Para comenzar, el feminismo NO es un antonimo del machismo. Este malentendido se ha desarrollado debido a que las personas no saben que es el feminismo y lo confunden con la misandria o el hembrismo

Ahora bien, se tienen que entender los diferentes significados de estas palabras para saber bien de que se está hablando con cada término. La misandria es el odio de la mujer al hombre y el hembrismo es la analogía del machismo. El feminismo NO se conecta de ninguna forma con cualquiera de los términos anteriormente mencionados, este es la lucha por la equidad entre ambos géneros, tanto en el ámbito privado como en el público.

El feminismo no es que una mujer pueda tener pelo en las axilas y que un hombre pueda llorar. El feminismo es el movimiento para que las mujeres tengan los mismos beneficios que los hombres.

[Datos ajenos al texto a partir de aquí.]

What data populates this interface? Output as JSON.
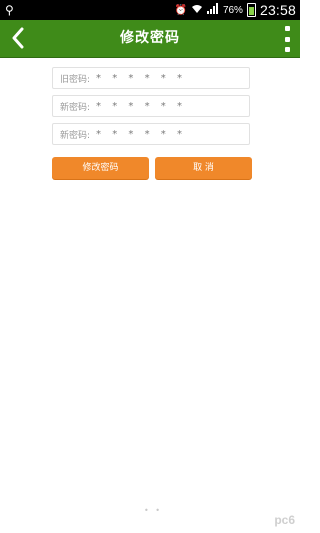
{
  "status_bar": {
    "time": "23:58",
    "battery_percent": "76%"
  },
  "app_bar": {
    "title": "修改密码"
  },
  "form": {
    "old_password": {
      "label": "旧密码:",
      "value": "* * * * * *"
    },
    "new_password": {
      "label": "新密码:",
      "value": "* * * * * *"
    },
    "confirm_password": {
      "label": "新密码:",
      "value": "* * * * * *"
    }
  },
  "buttons": {
    "submit_label": "修改密码",
    "cancel_label": "取 消"
  },
  "footer": {
    "page_dots": "• •",
    "watermark": "pc6"
  },
  "colors": {
    "app_bar": "#3f8b19",
    "button": "#f0882a"
  }
}
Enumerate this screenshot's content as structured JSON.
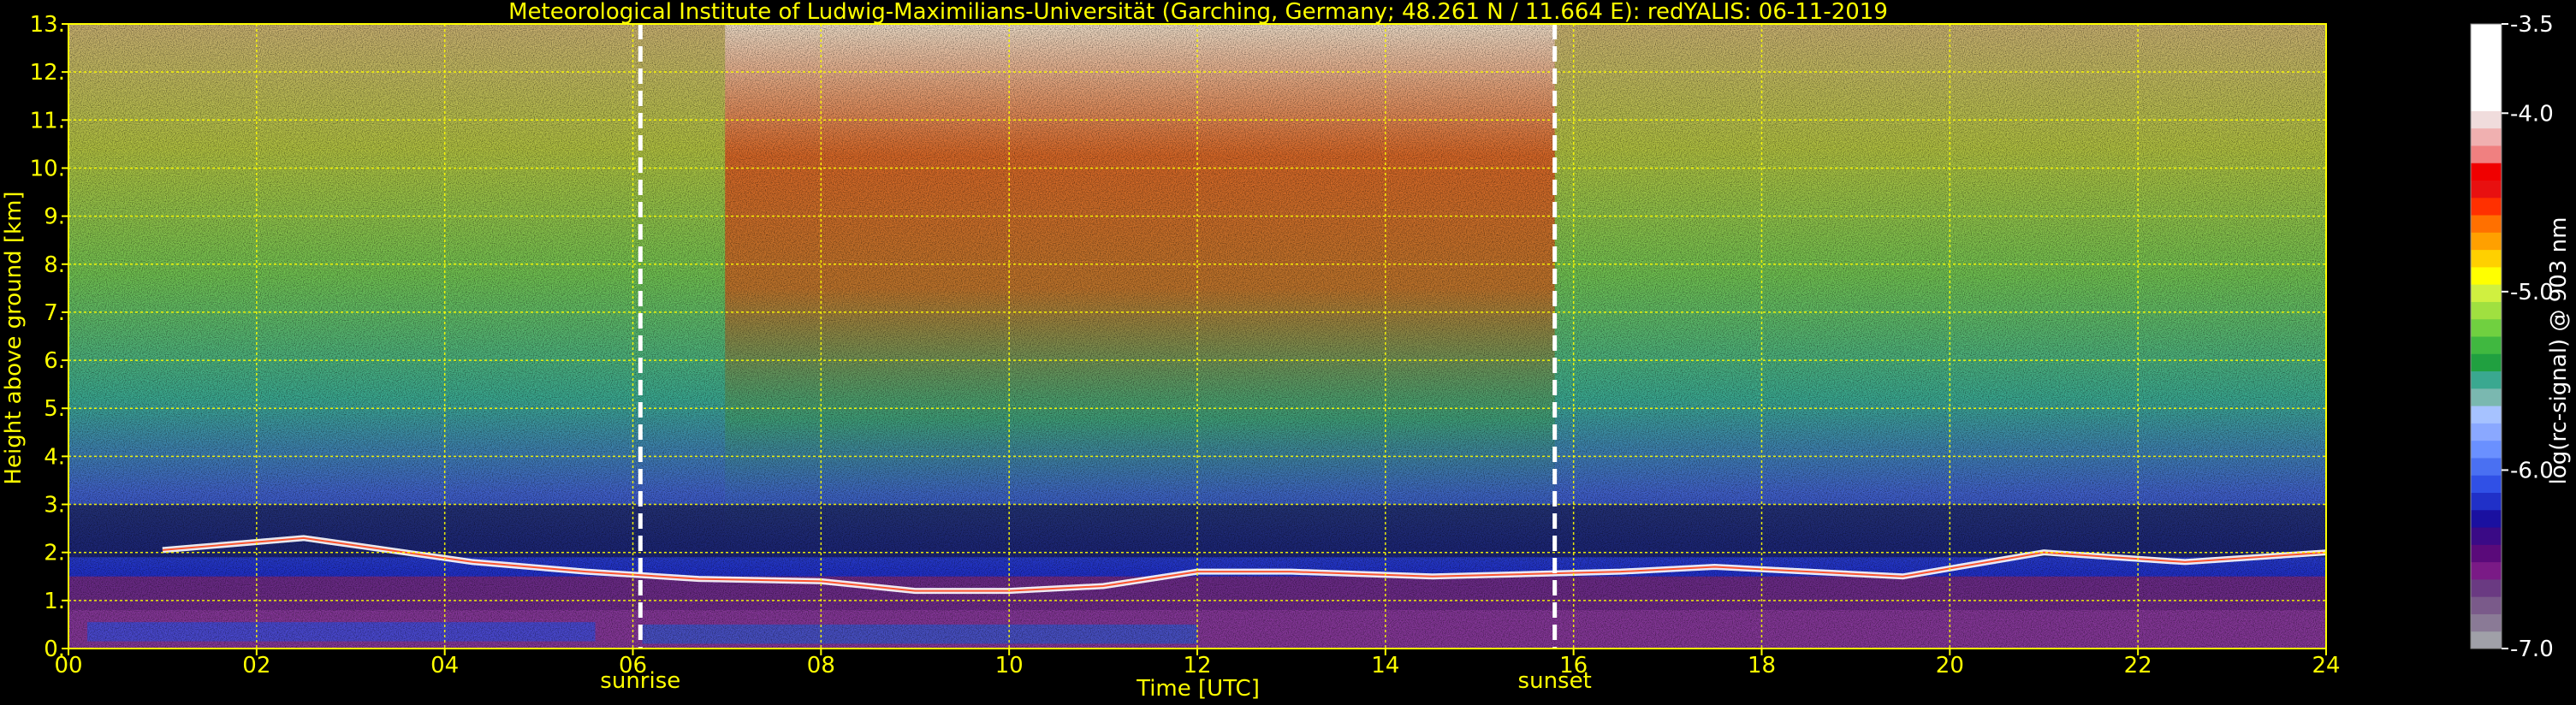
{
  "chart_data": {
    "type": "heatmap",
    "title": "Meteorological Institute of Ludwig-Maximilians-Universität (Garching, Germany; 48.261 N / 11.664 E):    redYALIS: 06-11-2019",
    "xlabel": "Time [UTC]",
    "ylabel": "Height above ground [km]",
    "xlim": [
      0,
      24
    ],
    "ylim": [
      0,
      13
    ],
    "x_ticks": [
      {
        "value": 0,
        "label": "00"
      },
      {
        "value": 2,
        "label": "02"
      },
      {
        "value": 4,
        "label": "04"
      },
      {
        "value": 6,
        "label": "06"
      },
      {
        "value": 8,
        "label": "08"
      },
      {
        "value": 10,
        "label": "10"
      },
      {
        "value": 12,
        "label": "12"
      },
      {
        "value": 14,
        "label": "14"
      },
      {
        "value": 16,
        "label": "16"
      },
      {
        "value": 18,
        "label": "18"
      },
      {
        "value": 20,
        "label": "20"
      },
      {
        "value": 22,
        "label": "22"
      },
      {
        "value": 24,
        "label": "24"
      }
    ],
    "y_ticks": [
      {
        "value": 0,
        "label": "0."
      },
      {
        "value": 1,
        "label": "1."
      },
      {
        "value": 2,
        "label": "2."
      },
      {
        "value": 3,
        "label": "3."
      },
      {
        "value": 4,
        "label": "4."
      },
      {
        "value": 5,
        "label": "5."
      },
      {
        "value": 6,
        "label": "6."
      },
      {
        "value": 7,
        "label": "7."
      },
      {
        "value": 8,
        "label": "8."
      },
      {
        "value": 9,
        "label": "9."
      },
      {
        "value": 10,
        "label": "10."
      },
      {
        "value": 11,
        "label": "11."
      },
      {
        "value": 12,
        "label": "12."
      },
      {
        "value": 13,
        "label": "13."
      }
    ],
    "grid": true,
    "events": [
      {
        "name": "sunrise",
        "time": 6.08
      },
      {
        "name": "sunset",
        "time": 15.8
      }
    ],
    "colorbar": {
      "label": "log(rc-signal) @ 903 nm",
      "range": [
        -7.0,
        -3.5
      ],
      "ticks": [
        {
          "value": -3.5,
          "label": "-3.5"
        },
        {
          "value": -4.0,
          "label": "-4.0"
        },
        {
          "value": -5.0,
          "label": "-5.0"
        },
        {
          "value": -6.0,
          "label": "-6.0"
        },
        {
          "value": -7.0,
          "label": "-7.0"
        }
      ],
      "colors": [
        "#a0a0a8",
        "#8a7a96",
        "#7a5a8a",
        "#6a3a82",
        "#7a1a86",
        "#5a0a7a",
        "#3a0a86",
        "#1a10a0",
        "#2030c8",
        "#3050e6",
        "#4a70f2",
        "#6a90ff",
        "#8aa8ff",
        "#a6c2ff",
        "#7ab8b0",
        "#3aa890",
        "#20a040",
        "#40b840",
        "#70d040",
        "#a0e040",
        "#d0f040",
        "#ffff00",
        "#ffd000",
        "#ffa000",
        "#ff7000",
        "#ff3000",
        "#e81010",
        "#f00000",
        "#f08080",
        "#f0b0b0",
        "#f0dcdc",
        "#ffffff",
        "#ffffff",
        "#ffffff",
        "#ffffff",
        "#ffffff"
      ]
    },
    "cloud_base_heights": [
      {
        "time": 1.0,
        "height": 2.05
      },
      {
        "time": 2.5,
        "height": 2.3
      },
      {
        "time": 4.3,
        "height": 1.8
      },
      {
        "time": 5.5,
        "height": 1.6
      },
      {
        "time": 6.7,
        "height": 1.45
      },
      {
        "time": 8.0,
        "height": 1.4
      },
      {
        "time": 9.0,
        "height": 1.2
      },
      {
        "time": 10.0,
        "height": 1.2
      },
      {
        "time": 11.0,
        "height": 1.3
      },
      {
        "time": 12.0,
        "height": 1.6
      },
      {
        "time": 13.0,
        "height": 1.6
      },
      {
        "time": 14.5,
        "height": 1.5
      },
      {
        "time": 16.5,
        "height": 1.6
      },
      {
        "time": 17.5,
        "height": 1.7
      },
      {
        "time": 19.5,
        "height": 1.5
      },
      {
        "time": 21.0,
        "height": 2.0
      },
      {
        "time": 22.5,
        "height": 1.8
      },
      {
        "time": 24.0,
        "height": 2.0
      }
    ]
  }
}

Por beneficios me refiero a: el sueldo que reciben, la cantidad de opciones de trabajo, las opciones para subir de puesto en un trabajo, el hecho de que no se les cuestione la razón por la cual trabajan y no están en casa con sus hijos, no ser hostigados con el rol de tener un hijo, poder caminar en la noche sin preocupaciones y no tener miedo de tomar unas copas de más en un lugar público. Entonces sí, el feminismo busca beneficiar a la mujer pero no más que a un hombre, sino darles las mismas oportunidades que tienen ante la sociedad.

Entonces, si después de saber la diferencia de términos que existen y aún no te consideras a ti mismo como feminista, lamento decirte que estas negándole a una persona su derecho humano de igualdad.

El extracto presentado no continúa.